At first, before the Gooseman-Keane act was passed, the end of Stage III was considered the end of life. Once all the blood is gone, yeah, people are pretty much dead. But that does discredit to Westphail’s Stage IV, the mack daddy stage of all viruses everywhere. Ebola can’t hold a candle to it. HIV trembles in fear at the mention of its name. During Stage IV, the virus, having evacuated all fluid from what is now little more than the husk of a former human being, having basically terraformed the body to suit its own dark little needs, Westphail invades the brain and, like Hitler did in Europe, Westphail takes the fuck over.

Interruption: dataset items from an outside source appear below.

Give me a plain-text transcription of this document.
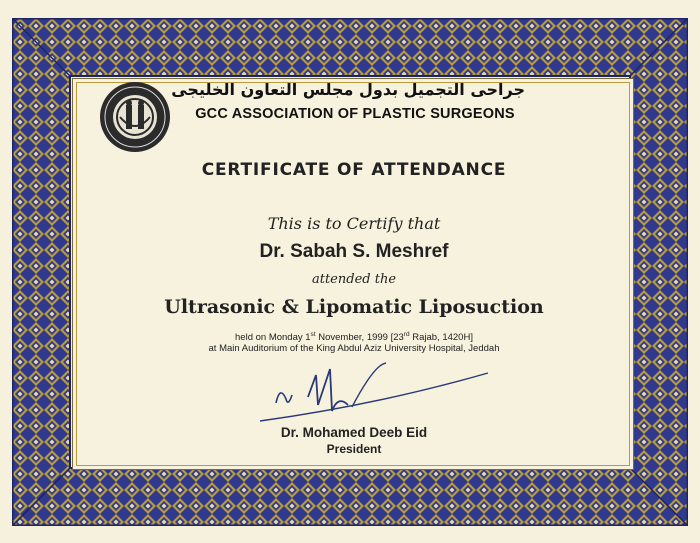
جراحى التجميل بدول مجلس التعاون الخليجى
GCC ASSOCIATION OF PLASTIC SURGEONS
CERTIFICATE OF ATTENDANCE
This is to Certify that
Dr. Sabah S. Meshref
attended the
Ultrasonic & Lipomatic Liposuction
held on Monday 1st November, 1999 [23rd Rajab, 1420H]
at Main Auditorium of the King Abdul Aziz University Hospital, Jeddah
Dr. Mohamed Deeb Eid
President
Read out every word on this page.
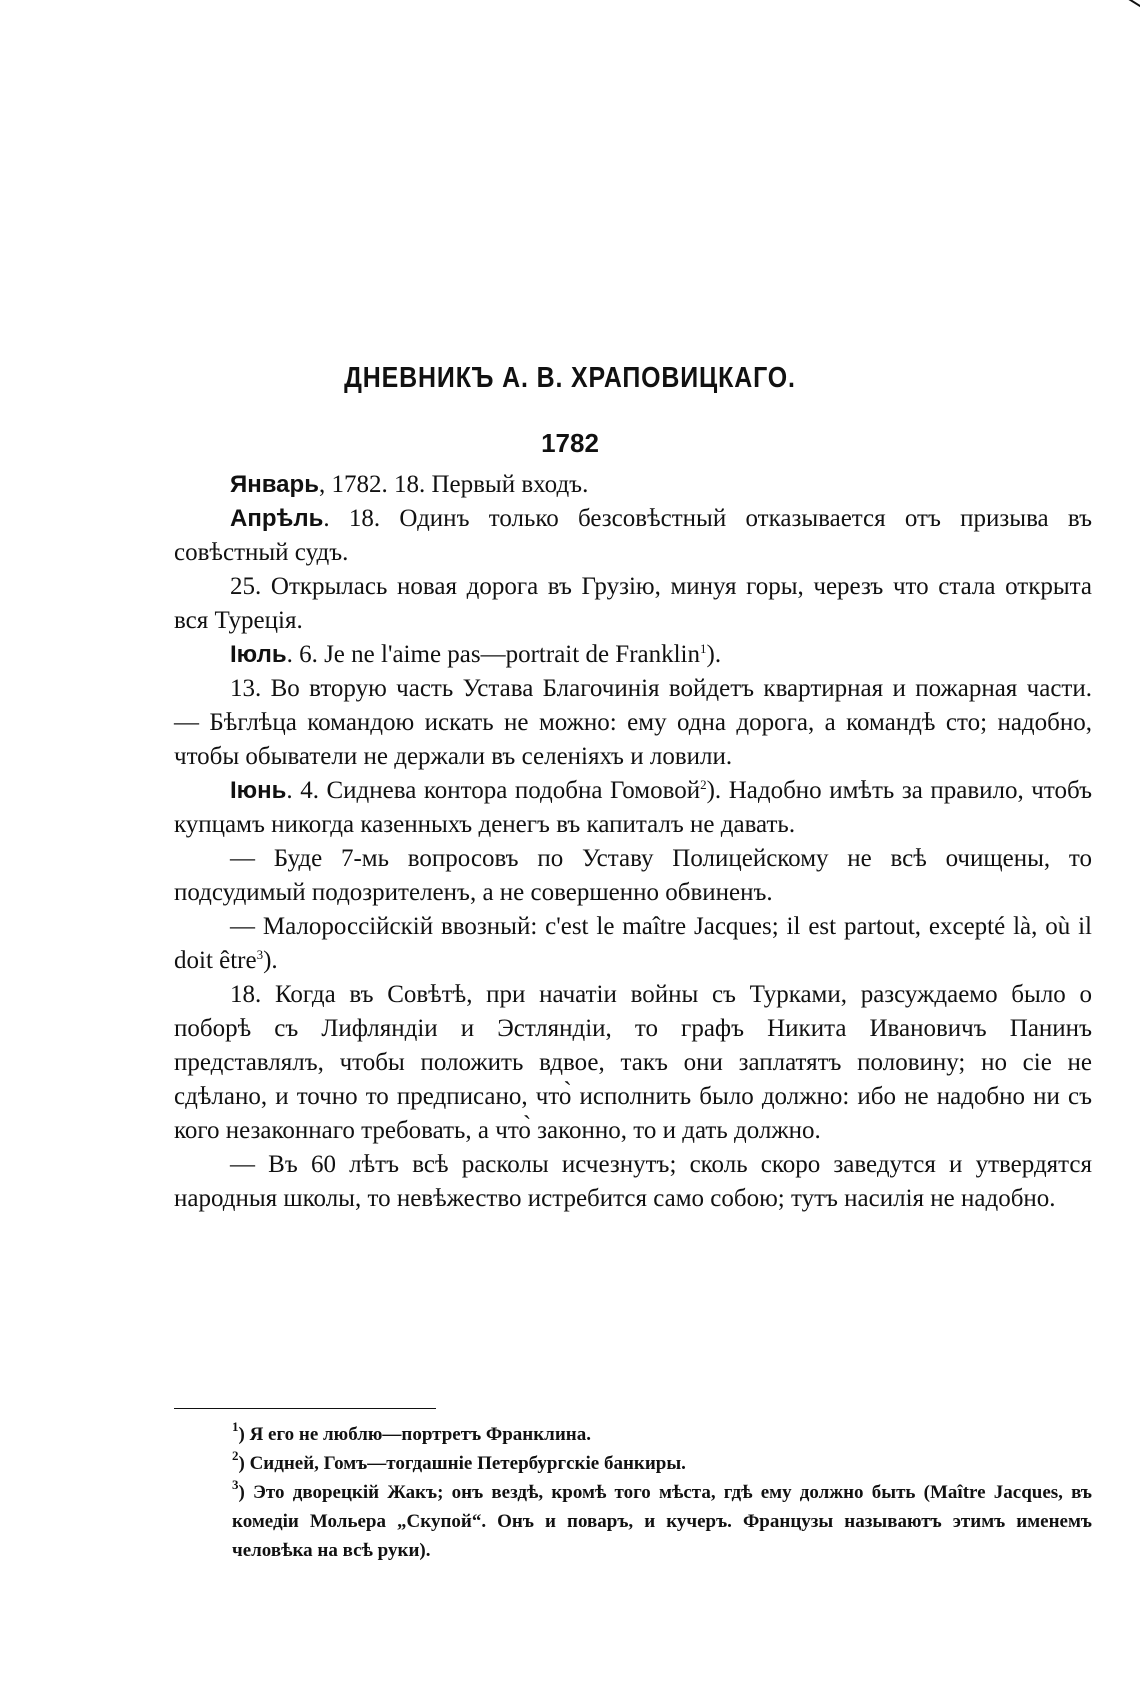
ДНЕВНИКЪ А. В. ХРАПОВИЦКАГО.
1782

Январь, 1782. 18. Первый входъ.

Апрѣль. 18. Одинъ только безсовѣстный отказывается отъ призыва въ совѣстный судъ.

25. Открылась новая дорога въ Грузію, минуя горы, черезъ что стала открыта вся Турецiя.

Іюль. 6. Je ne l'aime pas—portrait de Franklin$^1$).

13. Во вторую часть Устава Благочинія войдетъ квартирная и пожарная части. — Бѣглѣца командою искать не можно: ему одна дорога, а командѣ сто; надобно, чтобы обыватели не держали въ селеніяхъ и ловили.

Іюнь. 4. Сиднева контора подобна Гомовой$^2$). Надобно имѣть за правило, чтобъ купцамъ никогда казенныхъ денегъ въ капиталъ не давать.

— Буде 7-мь вопросовъ по Уставу Полицейскому не всѣ очищены, то подсудимый подозрителенъ, а не совершенно обвиненъ.

— Малороссійскій ввозный: c'est le maître Jacques; il est partout, excepté là, où il doit être$^3$).

18. Когда въ Совѣтѣ, при начатіи войны съ Турками, разсуждаемо было о поборѣ съ Лифляндіи и Эстляндіи, то графъ Никита Ивановичъ Панинъ представлялъ, чтобы положить вдвое, такъ они заплатятъ половину; но сіе не сдѣлано, и точно то предписано, что̀ исполнить было должно: ибо не надобно ни съ кого незаконнаго требовать, а что̀ законно, то и дать должно.

— Въ 60 лѣтъ всѣ расколы исчезнутъ; сколь скоро заведутся и утвердятся народныя школы, то невѣжество истребится само собою; тутъ насилія не надобно.

$^1$) Я его не люблю—портретъ Франклина.

$^2$) Сидней, Гомъ—тогдашніе Петербургскіе банкиры.

$^3$) Это дворецкій Жакъ; онъ вездѣ, кромѣ того мѣста, гдѣ ему должно быть (Maître Jacques, въ комедіи Мольера „Скупой“. Онъ и поваръ, и кучеръ. Французы называютъ этимъ именемъ человѣка на всѣ руки).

Now, like all good invasions, Westphail takes a minute or two to complete its occupation. When Basadi arrived at Princess Marina, she was pronounced DOA. Her mother, who had made the trip with her, wept and wrung her hands and made preparations to bring her daughter’s body back to Ghanzi for burial. It’s a lot easier to transport a dying person than a dead body in Botswana; the only viable option was to go by train to Lobatse where a cousin who had an old pickup truck would meet her to take her the rest of the way home. The arrangements took some time; the next train to Lobatse wasn’t for another two days. The staff at Princess Marina allowed Leonor Basadi to stay in an unused room in the hospital, the kindness of their hearts bolstered by a general fear of allowing this woman who may have been exposed to what they were calling “Sweggrootgriep†— which pretty much translates to “Big Bad Flu†— to leave the hospital and potentially infect the rest of the town.